Bush Deleted Intel Report Passage Saying Saddam Would Only Attack in Self-Defense
New film on the prosecution of Bush in theaters
Of all the many Bush administration deceptions employed to frighten the American people into supporting the invasion of Iraq, perhaps the most important and best-kept secret is the doctoring of the National Intelligence Estimate of 2002, the "gold standard" report which combined the considered opinion of 16 US intelligence agencies. In the run-up to the invasion, there were two versions of the report: the classified report which the intelligence agencies gave to Bush, and the one that the Bush administration gave to Congress.
Contrary to the mindless repetition at the time from pundits such as Sean Hannity that Congress was "looking at the same intelligence," it was not.
In the summary section called "Key Judgements" of the classified report which Bush was given, US intelligence said that Saddam Hussein would likely only support terrorist attacks on the US in self-defense, if he felt threatened. The classified National Intelligence Estimate 2002 (NEI 2002) read on page 8:
"Baghdad for now appears to be drawing a line short of conducting terrorist attacks with conventional or CBW against the United States, fearing that exposure of Iraqi involvement would provide Washington a stronger cause for making war.
Iraq probably would attempt clandestine attacks against the US Homeland if Baghdad feared an attack that threatened the survival of the regime were imminent or unavoidable, or possibly for revenge."
In other words, the classified, full version of the report that Bush had was saying that Saddam knew that if any part or role in a terrorist attack was ever traced back to him, it would be national suicide.
This was contrary to statements by Bush, Cheney, Secretary of State Condoleeza Rice and Secretary of Defense Donald Rumsfeld that Saddam presented a direct, immediate threat to the United States, and that he was ready to attack the United States "in as little as 45 minutes." In the version given to the public and to Congress, this opinion was completely deleted from the "Key Judgements" section.
This may all seem ancient history, unless, of course, you are one of thousands of soldiers living with a brain rattle injury, missing limbs, burn disfigurations, or worse, one of 5,000 families living with an empty dinner table seat which will never be filled.
The complete classified version in fact said that a US invasion of Iraq would make it more likely that Saddam would support terrorist attacks, not less likely.
Jonathan S. Landay of Knight-Ridder Newspapers wrote in "Doubts, Dissent Stripped from Public Version of Iraq Assessment":
"Deleted from the public version was a line in the classified report that cast doubt on whether Saddam was prepared to support terrorist attacks on the United States, a danger that Bush and his top aides raised repeatedly in making their case for war."
More than 20 countries currently possess some form of weapon of mass destruction, i.e. chemical, biological, or nuclear weapons.

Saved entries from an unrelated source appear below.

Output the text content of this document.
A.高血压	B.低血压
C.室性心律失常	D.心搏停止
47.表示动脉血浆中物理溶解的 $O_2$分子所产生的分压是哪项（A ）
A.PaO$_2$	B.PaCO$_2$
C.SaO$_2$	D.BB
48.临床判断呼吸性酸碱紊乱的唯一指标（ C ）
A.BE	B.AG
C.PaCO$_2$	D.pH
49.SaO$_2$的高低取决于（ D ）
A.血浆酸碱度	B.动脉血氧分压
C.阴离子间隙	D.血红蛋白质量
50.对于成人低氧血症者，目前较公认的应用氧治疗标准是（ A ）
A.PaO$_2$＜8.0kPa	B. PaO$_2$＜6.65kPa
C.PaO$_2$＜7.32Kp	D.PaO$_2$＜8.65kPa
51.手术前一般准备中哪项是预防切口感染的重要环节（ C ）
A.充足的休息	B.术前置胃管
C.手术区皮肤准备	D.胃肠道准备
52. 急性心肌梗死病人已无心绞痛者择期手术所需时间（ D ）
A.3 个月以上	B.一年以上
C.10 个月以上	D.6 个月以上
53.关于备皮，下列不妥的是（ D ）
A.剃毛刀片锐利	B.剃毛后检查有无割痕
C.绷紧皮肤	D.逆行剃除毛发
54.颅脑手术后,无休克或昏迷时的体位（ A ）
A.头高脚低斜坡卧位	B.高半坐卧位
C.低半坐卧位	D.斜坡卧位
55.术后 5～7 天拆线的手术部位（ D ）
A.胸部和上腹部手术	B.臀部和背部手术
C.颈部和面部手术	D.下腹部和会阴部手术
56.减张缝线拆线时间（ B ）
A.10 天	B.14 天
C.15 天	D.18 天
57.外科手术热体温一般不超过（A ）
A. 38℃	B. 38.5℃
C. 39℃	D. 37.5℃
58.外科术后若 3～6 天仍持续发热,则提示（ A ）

The most important assessment is the intent of the regime in possessing them. Famed Los Angeles county prosecutor Vincent Bugliosi, who prosecuted Charles Manson and who wrote the book "The Prosecution of George W. Bush for Murder," gave testimony before the Rep. John Conyers' Judiciary Committee in 2008 in which he told of the doctoring of the report.
Bugliosi was listening to the president explain on television what an imminent threat Saddam was. This was soon after, in the course of his research, Bugliosi had asked a congressional staffer to send him a copy of the public, unclassified NEI. What Bugliosi received in the mail was the classified version. As Bugliosi listened to Bush make the case that Saddam was a threat who intended to attack the United States, Bugliosi had in front of him the classified intelligence report which said exactly the opposite. Bugliosi was astounded.

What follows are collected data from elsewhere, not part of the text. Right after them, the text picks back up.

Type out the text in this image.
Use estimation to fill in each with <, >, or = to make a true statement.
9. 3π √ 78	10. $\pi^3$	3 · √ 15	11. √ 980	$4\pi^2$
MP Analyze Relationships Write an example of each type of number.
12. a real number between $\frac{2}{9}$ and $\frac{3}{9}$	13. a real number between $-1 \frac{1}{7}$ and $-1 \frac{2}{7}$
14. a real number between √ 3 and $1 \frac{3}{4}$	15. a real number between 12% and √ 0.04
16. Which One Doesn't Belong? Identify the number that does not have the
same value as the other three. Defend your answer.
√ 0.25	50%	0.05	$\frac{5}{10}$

Bugliosi's book "The Prosecution of George W. Bush for Murder" has recently been made into a film, "The Prosecution of an American President," for release this October. With the Italian Supreme Court just having recently upheld the conviction of 23 CIA operatives, including the Milan station chief, for kidnap and torture in the Global War on Terror, the wheels of justice cannot apparently always be stopped by Obama administration pressure.

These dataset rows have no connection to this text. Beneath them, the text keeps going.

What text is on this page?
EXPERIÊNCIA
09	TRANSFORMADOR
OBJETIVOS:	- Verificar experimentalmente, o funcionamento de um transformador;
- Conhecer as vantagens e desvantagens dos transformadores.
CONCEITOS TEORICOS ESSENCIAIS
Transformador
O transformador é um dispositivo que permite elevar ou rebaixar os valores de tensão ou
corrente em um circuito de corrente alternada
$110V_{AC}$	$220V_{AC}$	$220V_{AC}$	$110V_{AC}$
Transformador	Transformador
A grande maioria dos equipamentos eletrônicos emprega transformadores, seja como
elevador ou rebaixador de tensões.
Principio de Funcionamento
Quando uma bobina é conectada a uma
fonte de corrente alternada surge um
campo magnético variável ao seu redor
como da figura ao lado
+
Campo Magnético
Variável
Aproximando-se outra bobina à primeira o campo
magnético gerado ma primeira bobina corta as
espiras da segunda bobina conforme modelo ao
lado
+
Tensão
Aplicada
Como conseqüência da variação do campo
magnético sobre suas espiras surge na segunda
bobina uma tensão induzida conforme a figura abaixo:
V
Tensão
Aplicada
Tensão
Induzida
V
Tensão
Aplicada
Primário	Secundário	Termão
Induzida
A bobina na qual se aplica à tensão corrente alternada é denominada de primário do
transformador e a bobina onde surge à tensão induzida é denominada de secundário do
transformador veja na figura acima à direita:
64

It is predicted that the Italian government will now request the extradition of former Milan CIA station chief, Robert Seldon Lady, who has been sentenced to nine years by the Italian Court, and the other agents. The extradition of American war criminals may now become a treaty issue affecting alliances and the stationing of US troops.
But ultimately, the strongest signals to be watched for will come from the soldiers and the families who unhesitatingly answered a call to defend America, but who had critical facts hidden from them in the course of the national debate preceding the invasion.